Direi che ci si è arrivati abbastanza tardi considerando che in America si conoscevano i fatti prima che in Europa. Gli ebrei europei sono stati vittime proprio a causa di questa disinformazione su ciò che accadeva, sui reali piani di Hitler. Ma in America c’era la tendenza a rimuovere tali informazioni, perché i grandi produttori ebrei, come quelli della Metro o della Warner, temevano una propaganda antitedesca forte, perché diffondevano i loro film anche all'interno del mercato tedesco.

L’America stava per entrare in guerra e quindi c'era il pericolo che si pensasse ad un conflitto a favore degli ebrei. E nel primissimo dopoguerra non si parlava della Shoah per ritegno, perché si credeva fosse giusto dare parola e immagine solo a chi l’Olocausto l’aveva vissuto. Per molto tempo quindi questa realtà è stata affrontata in maniera marginale, fino agli anni Sessanta, periodo in cui tutte le minoranze hanno cominciato ad affermare i loro diritti. Parlo delle minoranze afro americane, e la minoranza nera che senza dubbio aveva battaglie più dure da combattere in America, rispetto a quella ebrea.

La rivolta dei neri apre la discussione su realtà difficili e dolorose e con il film The Pawnbroker (L’uomo del banco dei pegni), del 1965 diretto da Sidney Lumet, si comincia a parlare anche della tragedia ebraica. E ciò accade contemporaneamente in letteratura con scrittori come Saul Bellow e Bernard Malamud. Certo è stato un inizio metaforico, allegorico, ma con un’evoluzione diretta, precisa, sino ad arrivare a film come Schindler’s List del 1993, che tuttavia a molti è sembrato un film banale, di sfruttamento della Storia; stesse polemiche per La vita è bella di Benigni.

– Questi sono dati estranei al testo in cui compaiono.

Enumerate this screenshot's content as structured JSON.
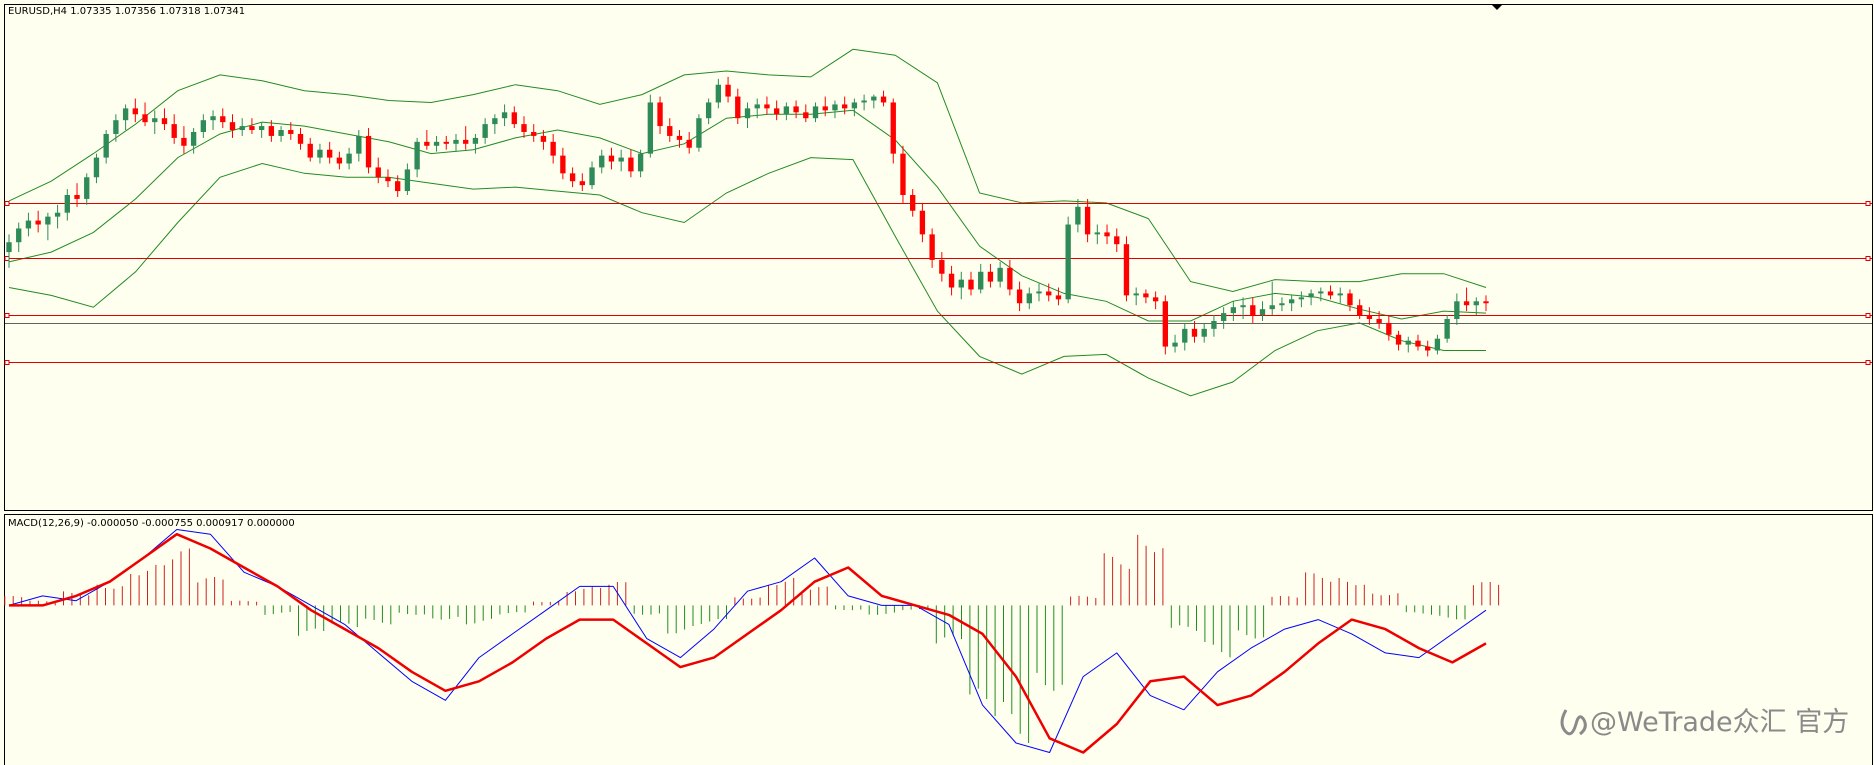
{
  "window": {
    "symbol_header": "EURUSD,H4  1.07335 1.07356 1.07318 1.07341",
    "macd_header": "MACD(12,26,9) -0.000050 -0.000755 0.000917 0.000000",
    "watermark": "@WeTrade众汇 官方"
  },
  "colors": {
    "background": "#fffff0",
    "bull": "#2e8b57",
    "bear": "#ff0000",
    "bands": "#228b22",
    "hline": "#dd0000",
    "bidline": "#606060",
    "macd_main": "#0000ff",
    "macd_signal": "#ee0000",
    "hist_pos": "#cc2222",
    "hist_neg": "#228b22"
  },
  "chart_data": [
    {
      "type": "candlestick",
      "symbol": "EURUSD",
      "timeframe": "H4",
      "price_range": [
        1.064,
        1.0895
      ],
      "ohlc": [
        [
          1.077,
          1.0779,
          1.0762,
          1.0775
        ],
        [
          1.0775,
          1.0785,
          1.077,
          1.0782
        ],
        [
          1.0782,
          1.079,
          1.0778,
          1.0786
        ],
        [
          1.0786,
          1.0791,
          1.078,
          1.0784
        ],
        [
          1.0784,
          1.079,
          1.0776,
          1.0788
        ],
        [
          1.0788,
          1.0794,
          1.0782,
          1.079
        ],
        [
          1.079,
          1.0802,
          1.0786,
          1.0799
        ],
        [
          1.0799,
          1.0805,
          1.0793,
          1.0797
        ],
        [
          1.0797,
          1.081,
          1.0794,
          1.0808
        ],
        [
          1.0808,
          1.082,
          1.0805,
          1.0818
        ],
        [
          1.0818,
          1.0832,
          1.0815,
          1.083
        ],
        [
          1.083,
          1.084,
          1.0826,
          1.0837
        ],
        [
          1.0837,
          1.0845,
          1.0832,
          1.0843
        ],
        [
          1.0843,
          1.0848,
          1.0836,
          1.084
        ],
        [
          1.084,
          1.0846,
          1.0834,
          1.0836
        ],
        [
          1.0836,
          1.0842,
          1.083,
          1.0838
        ],
        [
          1.0838,
          1.0843,
          1.0832,
          1.0835
        ],
        [
          1.0835,
          1.084,
          1.0825,
          1.0828
        ],
        [
          1.0828,
          1.0834,
          1.082,
          1.0824
        ],
        [
          1.0824,
          1.0833,
          1.082,
          1.0831
        ],
        [
          1.0831,
          1.084,
          1.0828,
          1.0837
        ],
        [
          1.0837,
          1.0842,
          1.0832,
          1.0839
        ],
        [
          1.0839,
          1.0843,
          1.0833,
          1.0836
        ],
        [
          1.0836,
          1.084,
          1.0828,
          1.0832
        ],
        [
          1.0832,
          1.0838,
          1.0829,
          1.0834
        ],
        [
          1.0834,
          1.0838,
          1.083,
          1.0832
        ],
        [
          1.0832,
          1.0836,
          1.0828,
          1.0834
        ],
        [
          1.0834,
          1.0837,
          1.0826,
          1.0829
        ],
        [
          1.0829,
          1.0834,
          1.0826,
          1.0832
        ],
        [
          1.0832,
          1.0836,
          1.0827,
          1.083
        ],
        [
          1.083,
          1.0833,
          1.0822,
          1.0825
        ],
        [
          1.0825,
          1.0828,
          1.0816,
          1.0818
        ],
        [
          1.0818,
          1.0825,
          1.0815,
          1.0822
        ],
        [
          1.0822,
          1.0826,
          1.0815,
          1.0818
        ],
        [
          1.0818,
          1.0821,
          1.0812,
          1.0815
        ],
        [
          1.0815,
          1.0823,
          1.0812,
          1.082
        ],
        [
          1.082,
          1.0832,
          1.0816,
          1.0829
        ],
        [
          1.0829,
          1.0833,
          1.081,
          1.0813
        ],
        [
          1.0813,
          1.0818,
          1.0805,
          1.0808
        ],
        [
          1.0808,
          1.0812,
          1.0803,
          1.0806
        ],
        [
          1.0806,
          1.0809,
          1.0798,
          1.0801
        ],
        [
          1.0801,
          1.0815,
          1.0799,
          1.0812
        ],
        [
          1.0812,
          1.0828,
          1.0808,
          1.0826
        ],
        [
          1.0826,
          1.0832,
          1.0822,
          1.0824
        ],
        [
          1.0824,
          1.0829,
          1.0821,
          1.0826
        ],
        [
          1.0826,
          1.0829,
          1.0822,
          1.0825
        ],
        [
          1.0825,
          1.083,
          1.0821,
          1.0827
        ],
        [
          1.0827,
          1.0834,
          1.0822,
          1.0825
        ],
        [
          1.0825,
          1.083,
          1.082,
          1.0828
        ],
        [
          1.0828,
          1.0838,
          1.0825,
          1.0835
        ],
        [
          1.0835,
          1.084,
          1.083,
          1.0838
        ],
        [
          1.0838,
          1.0845,
          1.0834,
          1.0841
        ],
        [
          1.0841,
          1.0844,
          1.0833,
          1.0835
        ],
        [
          1.0835,
          1.0839,
          1.0828,
          1.0831
        ],
        [
          1.0831,
          1.0835,
          1.0826,
          1.0829
        ],
        [
          1.0829,
          1.0832,
          1.0822,
          1.0826
        ],
        [
          1.0826,
          1.083,
          1.0815,
          1.0819
        ],
        [
          1.0819,
          1.0823,
          1.0807,
          1.081
        ],
        [
          1.081,
          1.0813,
          1.0803,
          1.0806
        ],
        [
          1.0806,
          1.081,
          1.0801,
          1.0804
        ],
        [
          1.0804,
          1.0816,
          1.0802,
          1.0813
        ],
        [
          1.0813,
          1.0822,
          1.081,
          1.0819
        ],
        [
          1.0819,
          1.0823,
          1.0812,
          1.0816
        ],
        [
          1.0816,
          1.0822,
          1.0811,
          1.0818
        ],
        [
          1.0818,
          1.0822,
          1.0808,
          1.0811
        ],
        [
          1.0811,
          1.0822,
          1.0808,
          1.082
        ],
        [
          1.082,
          1.085,
          1.0818,
          1.0846
        ],
        [
          1.0846,
          1.0849,
          1.083,
          1.0834
        ],
        [
          1.0834,
          1.0838,
          1.0826,
          1.0829
        ],
        [
          1.0829,
          1.0832,
          1.0823,
          1.0827
        ],
        [
          1.0827,
          1.0831,
          1.082,
          1.0823
        ],
        [
          1.0823,
          1.084,
          1.0821,
          1.0838
        ],
        [
          1.0838,
          1.0848,
          1.0835,
          1.0846
        ],
        [
          1.0846,
          1.0858,
          1.0843,
          1.0855
        ],
        [
          1.0855,
          1.0859,
          1.0846,
          1.0849
        ],
        [
          1.0849,
          1.0853,
          1.0835,
          1.0838
        ],
        [
          1.0838,
          1.0846,
          1.0833,
          1.0843
        ],
        [
          1.0843,
          1.0848,
          1.0838,
          1.0845
        ],
        [
          1.0845,
          1.0849,
          1.084,
          1.0843
        ],
        [
          1.0843,
          1.0847,
          1.0837,
          1.084
        ],
        [
          1.084,
          1.0846,
          1.0837,
          1.0844
        ],
        [
          1.0844,
          1.0847,
          1.0838,
          1.0841
        ],
        [
          1.0841,
          1.0845,
          1.0836,
          1.0838
        ],
        [
          1.0838,
          1.0846,
          1.0836,
          1.0844
        ],
        [
          1.0844,
          1.0849,
          1.0839,
          1.0842
        ],
        [
          1.0842,
          1.0847,
          1.0838,
          1.0845
        ],
        [
          1.0845,
          1.0849,
          1.084,
          1.0843
        ],
        [
          1.0843,
          1.0848,
          1.0839,
          1.0846
        ],
        [
          1.0846,
          1.085,
          1.0842,
          1.0847
        ],
        [
          1.0847,
          1.085,
          1.0843,
          1.0849
        ],
        [
          1.0849,
          1.0852,
          1.0844,
          1.0846
        ],
        [
          1.0846,
          1.0848,
          1.0815,
          1.082
        ],
        [
          1.082,
          1.0824,
          1.0795,
          1.0799
        ],
        [
          1.0799,
          1.0802,
          1.0788,
          1.0791
        ],
        [
          1.0791,
          1.0795,
          1.0775,
          1.0779
        ],
        [
          1.0779,
          1.0782,
          1.0762,
          1.0766
        ],
        [
          1.0766,
          1.077,
          1.0755,
          1.0759
        ],
        [
          1.0759,
          1.0763,
          1.0748,
          1.0752
        ],
        [
          1.0752,
          1.076,
          1.0746,
          1.0756
        ],
        [
          1.0756,
          1.076,
          1.0748,
          1.0751
        ],
        [
          1.0751,
          1.0764,
          1.0749,
          1.076
        ],
        [
          1.076,
          1.0764,
          1.0752,
          1.0755
        ],
        [
          1.0755,
          1.0765,
          1.0752,
          1.0762
        ],
        [
          1.0762,
          1.0766,
          1.0748,
          1.0751
        ],
        [
          1.0751,
          1.0755,
          1.074,
          1.0744
        ],
        [
          1.0744,
          1.0752,
          1.0741,
          1.0749
        ],
        [
          1.0749,
          1.0754,
          1.0745,
          1.075
        ],
        [
          1.075,
          1.0754,
          1.0745,
          1.0748
        ],
        [
          1.0748,
          1.0752,
          1.0743,
          1.0746
        ],
        [
          1.0746,
          1.0788,
          1.0744,
          1.0784
        ],
        [
          1.0784,
          1.0797,
          1.078,
          1.0793
        ],
        [
          1.0793,
          1.0797,
          1.0775,
          1.0779
        ],
        [
          1.0779,
          1.0784,
          1.0774,
          1.078
        ],
        [
          1.078,
          1.0784,
          1.0774,
          1.0778
        ],
        [
          1.0778,
          1.0782,
          1.077,
          1.0774
        ],
        [
          1.0774,
          1.0778,
          1.0745,
          1.0748
        ],
        [
          1.0748,
          1.0752,
          1.0743,
          1.0749
        ],
        [
          1.0749,
          1.0751,
          1.0744,
          1.0747
        ],
        [
          1.0747,
          1.075,
          1.0741,
          1.0745
        ],
        [
          1.0745,
          1.0748,
          1.0718,
          1.0722
        ],
        [
          1.0722,
          1.0728,
          1.0719,
          1.0724
        ],
        [
          1.0724,
          1.0734,
          1.072,
          1.0731
        ],
        [
          1.0731,
          1.0735,
          1.0724,
          1.0727
        ],
        [
          1.0727,
          1.0734,
          1.0724,
          1.0731
        ],
        [
          1.0731,
          1.0738,
          1.0727,
          1.0735
        ],
        [
          1.0735,
          1.0742,
          1.0731,
          1.0739
        ],
        [
          1.0739,
          1.0745,
          1.0735,
          1.0742
        ],
        [
          1.0742,
          1.0747,
          1.0736,
          1.0743
        ],
        [
          1.0743,
          1.0747,
          1.0734,
          1.0738
        ],
        [
          1.0738,
          1.0745,
          1.0735,
          1.0741
        ],
        [
          1.0741,
          1.0755,
          1.0738,
          1.0743
        ],
        [
          1.0743,
          1.0747,
          1.074,
          1.0744
        ],
        [
          1.0744,
          1.0748,
          1.074,
          1.0746
        ],
        [
          1.0746,
          1.075,
          1.0742,
          1.0747
        ],
        [
          1.0747,
          1.0751,
          1.0743,
          1.0749
        ],
        [
          1.0749,
          1.0752,
          1.0745,
          1.075
        ],
        [
          1.075,
          1.0753,
          1.0746,
          1.0748
        ],
        [
          1.0748,
          1.0752,
          1.0744,
          1.0749
        ],
        [
          1.0749,
          1.0751,
          1.074,
          1.0743
        ],
        [
          1.0743,
          1.0746,
          1.0736,
          1.0738
        ],
        [
          1.0738,
          1.0742,
          1.0733,
          1.0736
        ],
        [
          1.0736,
          1.074,
          1.0731,
          1.0734
        ],
        [
          1.0734,
          1.0738,
          1.0725,
          1.0728
        ],
        [
          1.0728,
          1.073,
          1.072,
          1.0723
        ],
        [
          1.0723,
          1.0727,
          1.0719,
          1.0725
        ],
        [
          1.0725,
          1.0728,
          1.072,
          1.0722
        ],
        [
          1.0722,
          1.0725,
          1.0717,
          1.072
        ],
        [
          1.072,
          1.0728,
          1.0718,
          1.0726
        ],
        [
          1.0726,
          1.0738,
          1.0724,
          1.0736
        ],
        [
          1.0736,
          1.0749,
          1.0733,
          1.0745
        ],
        [
          1.0745,
          1.0752,
          1.074,
          1.0743
        ],
        [
          1.0743,
          1.0747,
          1.0738,
          1.0745
        ],
        [
          1.0745,
          1.0748,
          1.074,
          1.0744
        ]
      ],
      "bollinger_bands": {
        "upper": [
          1.0796,
          1.0806,
          1.082,
          1.0835,
          1.0852,
          1.086,
          1.0857,
          1.0852,
          1.085,
          1.0847,
          1.0846,
          1.085,
          1.0855,
          1.0852,
          1.0845,
          1.085,
          1.086,
          1.0862,
          1.086,
          1.0859,
          1.0873,
          1.087,
          1.0856,
          1.08,
          1.0795,
          1.0796,
          1.0795,
          1.0787,
          1.0755,
          1.075,
          1.0756,
          1.0755,
          1.0755,
          1.0759,
          1.0759,
          1.0752
        ],
        "middle": [
          1.0765,
          1.077,
          1.078,
          1.0797,
          1.0818,
          1.083,
          1.0836,
          1.0834,
          1.083,
          1.0826,
          1.082,
          1.0822,
          1.0828,
          1.0832,
          1.0828,
          1.082,
          1.0825,
          1.0838,
          1.084,
          1.084,
          1.0842,
          1.0827,
          1.0803,
          1.0773,
          1.0758,
          1.0749,
          1.0745,
          1.0735,
          1.0735,
          1.0745,
          1.0749,
          1.0747,
          1.0741,
          1.0736,
          1.074,
          1.0739
        ],
        "lower": [
          1.0752,
          1.0748,
          1.0742,
          1.076,
          1.0785,
          1.0808,
          1.0815,
          1.081,
          1.0808,
          1.0808,
          1.0805,
          1.0802,
          1.0803,
          1.0801,
          1.0799,
          1.079,
          1.0785,
          1.08,
          1.081,
          1.0818,
          1.0817,
          1.0778,
          1.074,
          1.0717,
          1.0708,
          1.0717,
          1.0718,
          1.0706,
          1.0697,
          1.0704,
          1.072,
          1.073,
          1.0734,
          1.0725,
          1.072,
          1.072
        ]
      },
      "bid_price": 1.07341,
      "horizontal_levels": [
        1.0795,
        1.0767,
        1.0738,
        1.0714
      ]
    },
    {
      "type": "macd",
      "params": [
        12,
        26,
        9
      ],
      "value_range": [
        -0.0033,
        0.0018
      ],
      "macd_main": [
        0.0,
        0.0002,
        0.0001,
        0.0005,
        0.001,
        0.0016,
        0.0015,
        0.0007,
        0.0004,
        0.0,
        -0.0004,
        -0.001,
        -0.0016,
        -0.002,
        -0.0011,
        -0.0006,
        -0.0001,
        0.0004,
        0.0004,
        -0.0007,
        -0.0011,
        -0.0005,
        0.0003,
        0.0005,
        0.001,
        0.0002,
        0.0,
        0.0,
        -0.0004,
        -0.0021,
        -0.0029,
        -0.0031,
        -0.0015,
        -0.001,
        -0.0019,
        -0.0022,
        -0.0014,
        -0.0009,
        -0.0005,
        -0.0003,
        -0.0006,
        -0.001,
        -0.0011,
        -0.0006,
        -0.0001
      ],
      "macd_signal": [
        0.0,
        0.0,
        0.0002,
        0.0005,
        0.001,
        0.0015,
        0.0012,
        0.0008,
        0.0004,
        -0.0001,
        -0.0005,
        -0.0009,
        -0.0014,
        -0.0018,
        -0.0016,
        -0.0012,
        -0.0007,
        -0.0003,
        -0.0003,
        -0.0008,
        -0.0013,
        -0.0011,
        -0.0006,
        -0.0001,
        0.0005,
        0.0008,
        0.0002,
        0.0,
        -0.0002,
        -0.0006,
        -0.0015,
        -0.0028,
        -0.0031,
        -0.0025,
        -0.0016,
        -0.0015,
        -0.0021,
        -0.0019,
        -0.0014,
        -0.0008,
        -0.0003,
        -0.0005,
        -0.0009,
        -0.0012,
        -0.0008
      ],
      "histogram": [
        0.0002,
        0.0001,
        0.0003,
        0.0005,
        0.0009,
        0.0012,
        0.0006,
        0.0001,
        -0.0002,
        -0.0007,
        -0.0005,
        -0.0004,
        -0.0002,
        -0.0003,
        -0.0004,
        -0.0002,
        0.0001,
        0.0004,
        0.0005,
        -0.0002,
        -0.0006,
        -0.0004,
        0.0002,
        0.0006,
        0.0004,
        -0.0001,
        -0.0002,
        -0.0001,
        -0.0009,
        -0.0025,
        -0.0029,
        -0.0018,
        0.0002,
        0.0011,
        0.0016,
        -0.0006,
        -0.0011,
        -0.0007,
        0.0002,
        0.0007,
        0.0006,
        0.0003,
        -0.0002,
        -0.0003,
        0.0005
      ]
    }
  ]
}
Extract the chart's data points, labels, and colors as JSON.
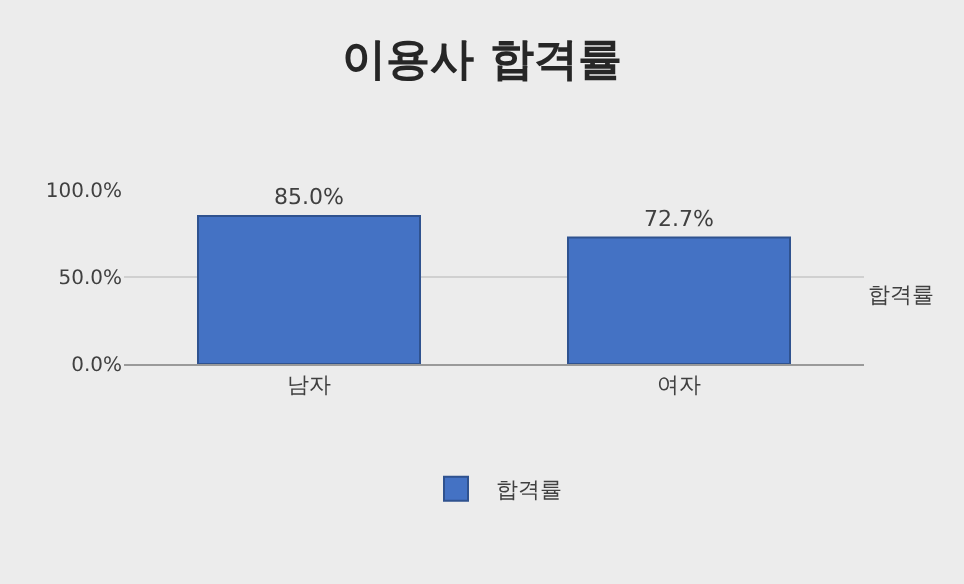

Anche a me sono state mosse delle critiche, del tipo che non sono stato abbastanza duro con Steven Spielberg. Sinceramente credo che Spielberg sia un grandissimo regista; è chiaro che è anche un grande uomo d’affari ma insomma, è uno dei pochi registi oggi ad avere lo spessore di un John Ford, dei grandi creatori di immagini e di miti del cinema americano.

Si può affermare che il cinema americano sia un fantastico spettacolo dei sentimenti… ?

Assolutamente. Come ho commentato nel mio libro, l’amore per il cinema americano è stata la molla che mi ha spinto a scrivere questo saggio. E’ l’effetto, l’immagine forte, lo spettacolo delle emozioni che distingue il cinema americano da quello europeo.

Pensa che il cinema racconterà il difficile rapporto tra israeliani e palestinesi, e se lo farà, lei come se l’immagina?

Il cinema israeliano lo sta già facendo, e con molto coraggio. Penso ai film di Gitai, di Barbash, e del giovane Joseph Cedar, un ebreo ortodosso di origine americana che nel suo primo film, Time of favor, racconta la sua esperienza in un gruppo organizzato da un rabbino fanatico che voleva far saltare la moschea di Al Aqsa, e della crisi di coscienza che lo ha infine portato a denunciare il suo "maestro" e far fallire la congiura. In varie città degli Stati Uniti si svolgono annualmente festival del cinema (e della televisione) israeliani, con molto successo: ma ben poco, per non dire niente, arriva in Italia, benché presso di noi abbia avuto tanta e meritata diffusione la narrativa dei grandi scrittori israeliani, Grossman, Oz, Yehoshua.

Fra l'altro, film come quello di Joseph Cedar servirebbero a correggere la disinformazione, non so se voluta o meno, della stampa italiana, che con pochissime eccezioni, nel riferire sulla tragedia medio-orientale, tende a colpevolizzare sempre e comunque solo una delle due parti in lotta, e cioè Israele, fra l'altro ignorando o dimenticando le vicende storiche, anche recenti, che hanno portato alla situazione odierna.